Massachusetts says hemp-derived CBD is illegal — but CBD stores are still everywhere

By Felicia Gans Globe Staff,July 1, 2019, 9:12 a.m.

The exterior of the American Shaman CBD shop on Newbury Street. (Jim Davis/Globe Staff)

Across Massachusetts, customers can find CBD everywhere, from the small shops selling CBD up and down Newbury Street to the products lining the shelves at national stores like Bed Bath & Beyond and Sephora.

CBD has become so common that you can even buy gummies in the small corner store in the lobby of the office building that houses the Boston Globe.

The popularity of cannabidiol, which can be extracted from marijuana or hemp — two different varieties of the cannabis plant — has prompted questions and confusion from consumers who want to make sure their products are safe, legal, and reliable.

But the overarching question remains: Is this even legal?

Now, the state has an answer.

State officials from the Department of Public Health and the Department of Agricultural Resources said this month certain types of CBD are illegal under state regulations.

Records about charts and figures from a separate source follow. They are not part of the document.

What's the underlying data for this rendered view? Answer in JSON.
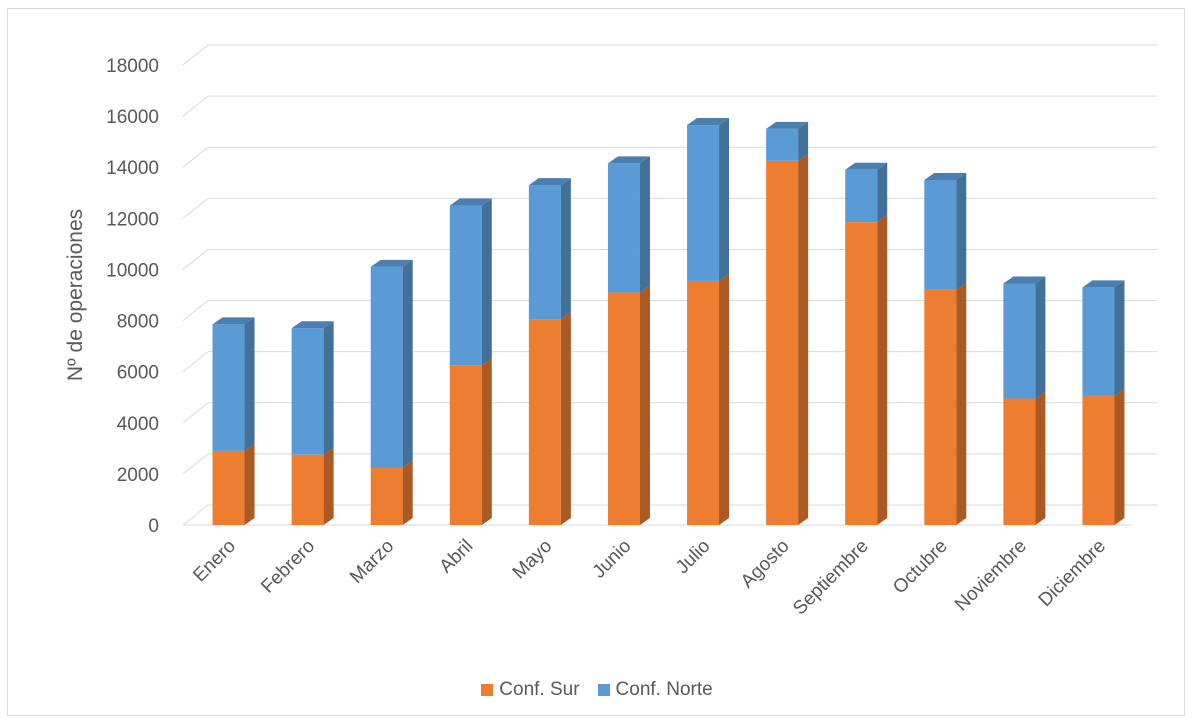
{
  "chart_data": {
    "type": "bar",
    "stacked": true,
    "three_d": true,
    "categories": [
      "Enero",
      "Febrero",
      "Marzo",
      "Abril",
      "Mayo",
      "Junio",
      "Julio",
      "Agosto",
      "Septiembre",
      "Octubre",
      "Noviembre",
      "Diciembre"
    ],
    "series": [
      {
        "name": "Conf. Sur",
        "color": "#ED7D31",
        "values": [
          2900,
          2750,
          2250,
          6250,
          8050,
          9100,
          9550,
          14250,
          11850,
          9200,
          4950,
          5050
        ]
      },
      {
        "name": "Conf. Norte",
        "color": "#5B9BD5",
        "values": [
          4950,
          4950,
          7850,
          6250,
          5250,
          5050,
          6100,
          1250,
          2050,
          4300,
          4500,
          4250
        ]
      }
    ],
    "ylabel": "Nº de operaciones",
    "xlabel": "",
    "ylim": [
      0,
      18000
    ],
    "yticks": [
      0,
      2000,
      4000,
      6000,
      8000,
      10000,
      12000,
      14000,
      16000,
      18000
    ],
    "grid": true,
    "legend": "bottom"
  },
  "legend": {
    "items": [
      {
        "label": "Conf. Sur",
        "color": "#ED7D31"
      },
      {
        "label": "Conf. Norte",
        "color": "#5B9BD5"
      }
    ]
  }
}
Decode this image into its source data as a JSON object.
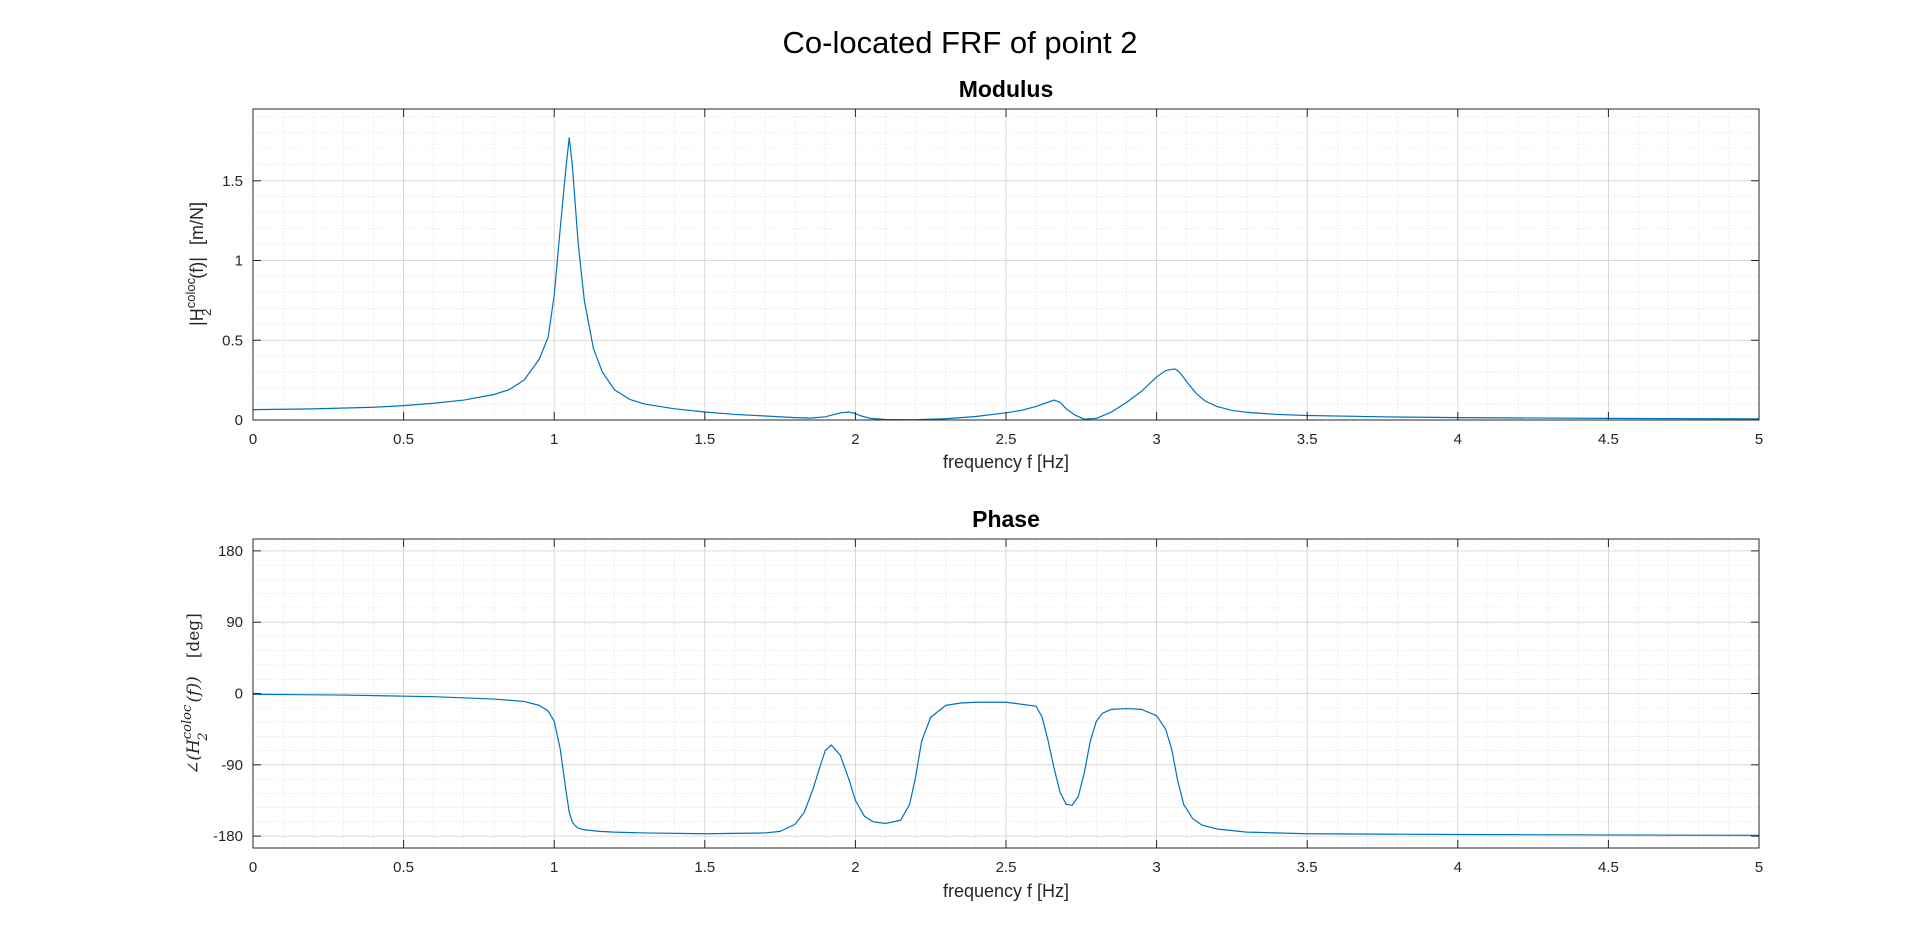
{
  "figure": {
    "suptitle": "Co-located FRF of point 2",
    "line_color": "#0072BD"
  },
  "chart_data": [
    {
      "type": "line",
      "title": "Modulus",
      "xlabel": "frequency f [Hz]",
      "ylabel": {
        "pre": "|H",
        "sub": "2",
        "sup": "coloc",
        "post": "(f)|",
        "unit": "[m/N]"
      },
      "xlim": [
        0,
        5
      ],
      "ylim": [
        0,
        1.95
      ],
      "xticks": [
        0,
        0.5,
        1,
        1.5,
        2,
        2.5,
        3,
        3.5,
        4,
        4.5,
        5
      ],
      "xticklabels": [
        "0",
        "0.5",
        "1",
        "1.5",
        "2",
        "2.5",
        "3",
        "3.5",
        "4",
        "4.5",
        "5"
      ],
      "yticks": [
        0,
        0.5,
        1,
        1.5
      ],
      "yticklabels": [
        "0",
        "0.5",
        "1",
        "1.5"
      ],
      "grid": true,
      "minor_grid": true,
      "series": [
        {
          "x": [
            0,
            0.2,
            0.4,
            0.5,
            0.6,
            0.7,
            0.8,
            0.85,
            0.9,
            0.95,
            0.98,
            1.0,
            1.02,
            1.04,
            1.05,
            1.06,
            1.08,
            1.1,
            1.13,
            1.16,
            1.2,
            1.25,
            1.3,
            1.4,
            1.5,
            1.6,
            1.7,
            1.8,
            1.85,
            1.9,
            1.95,
            1.98,
            2.0,
            2.02,
            2.05,
            2.1,
            2.2,
            2.3,
            2.4,
            2.5,
            2.55,
            2.6,
            2.63,
            2.66,
            2.68,
            2.7,
            2.73,
            2.76,
            2.8,
            2.85,
            2.9,
            2.95,
            3.0,
            3.03,
            3.06,
            3.07,
            3.08,
            3.1,
            3.13,
            3.16,
            3.2,
            3.25,
            3.3,
            3.4,
            3.5,
            3.75,
            4.0,
            4.5,
            5.0
          ],
          "y": [
            0.065,
            0.07,
            0.08,
            0.09,
            0.105,
            0.125,
            0.16,
            0.19,
            0.25,
            0.38,
            0.52,
            0.78,
            1.2,
            1.6,
            1.77,
            1.6,
            1.1,
            0.75,
            0.45,
            0.3,
            0.19,
            0.13,
            0.1,
            0.07,
            0.05,
            0.035,
            0.025,
            0.015,
            0.012,
            0.02,
            0.045,
            0.05,
            0.04,
            0.025,
            0.01,
            0.003,
            0.002,
            0.008,
            0.022,
            0.045,
            0.06,
            0.085,
            0.105,
            0.125,
            0.11,
            0.07,
            0.03,
            0.005,
            0.01,
            0.05,
            0.11,
            0.18,
            0.27,
            0.31,
            0.32,
            0.31,
            0.29,
            0.24,
            0.17,
            0.12,
            0.085,
            0.06,
            0.048,
            0.035,
            0.028,
            0.02,
            0.015,
            0.01,
            0.007
          ]
        }
      ]
    },
    {
      "type": "line",
      "title": "Phase",
      "xlabel": "frequency f [Hz]",
      "ylabel": {
        "pre": "∠(H",
        "sub": "2",
        "sup": "coloc",
        "post": "(f))",
        "unit": "[deg]"
      },
      "xlim": [
        0,
        5
      ],
      "ylim": [
        -195,
        195
      ],
      "xticks": [
        0,
        0.5,
        1,
        1.5,
        2,
        2.5,
        3,
        3.5,
        4,
        4.5,
        5
      ],
      "xticklabels": [
        "0",
        "0.5",
        "1",
        "1.5",
        "2",
        "2.5",
        "3",
        "3.5",
        "4",
        "4.5",
        "5"
      ],
      "yticks": [
        -180,
        -90,
        0,
        90,
        180
      ],
      "yticklabels": [
        "-180",
        "-90",
        "0",
        "90",
        "180"
      ],
      "grid": true,
      "minor_grid": true,
      "series": [
        {
          "x": [
            0,
            0.3,
            0.6,
            0.8,
            0.9,
            0.95,
            0.98,
            1.0,
            1.02,
            1.04,
            1.05,
            1.06,
            1.07,
            1.08,
            1.1,
            1.15,
            1.2,
            1.3,
            1.5,
            1.7,
            1.75,
            1.8,
            1.83,
            1.86,
            1.88,
            1.9,
            1.92,
            1.95,
            1.98,
            2.0,
            2.03,
            2.06,
            2.1,
            2.15,
            2.18,
            2.2,
            2.22,
            2.25,
            2.3,
            2.35,
            2.4,
            2.5,
            2.6,
            2.62,
            2.64,
            2.66,
            2.68,
            2.7,
            2.72,
            2.74,
            2.76,
            2.78,
            2.8,
            2.82,
            2.85,
            2.9,
            2.95,
            3.0,
            3.03,
            3.05,
            3.07,
            3.09,
            3.12,
            3.15,
            3.2,
            3.3,
            3.5,
            4.0,
            4.5,
            5.0
          ],
          "y": [
            -1,
            -2,
            -4,
            -7,
            -10,
            -15,
            -22,
            -35,
            -70,
            -125,
            -150,
            -162,
            -167,
            -170,
            -172,
            -174,
            -175,
            -176,
            -177,
            -176,
            -174,
            -165,
            -150,
            -120,
            -95,
            -72,
            -65,
            -78,
            -110,
            -135,
            -155,
            -162,
            -164,
            -160,
            -140,
            -105,
            -60,
            -30,
            -15,
            -12,
            -11,
            -11,
            -16,
            -30,
            -60,
            -95,
            -125,
            -140,
            -141,
            -130,
            -100,
            -60,
            -35,
            -25,
            -20,
            -19,
            -20,
            -28,
            -45,
            -70,
            -110,
            -140,
            -158,
            -166,
            -171,
            -175,
            -177,
            -178,
            -178.5,
            -179
          ]
        }
      ]
    }
  ]
}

The new policies outline legal uses for hemp and its derivatives, and said two common uses of CBD are now prohibited: “any food product containing CBD” and “any product containing CBD derived from hemp that makes therapeutic/medicinal claims,” according to a June 12 notice from the Department of Agricultural Resources.

Those two restrictions affect a vast majority of products on the market, from gummies that claim to help with pain management to oils that allege to help with sleep.

So why are these products still on shelves? The answer, it seems, comes down to enforcement.

Spokeswomen for both state agencies said local boards of health would ultimately be responsible for deciding on enforcement strategies in their own cities and towns.

Brendan Moss, a spokesman for Governor Charlie Baker, reiterated that sentiment, noting that the policies were released “consistent with previously announced federal policy.”

The administration “looks forward to working with the FDA, state agencies and local boards of health to ensure all products in Massachusetts comply with applicable federal and state laws and regulations,” Moss said in a statement.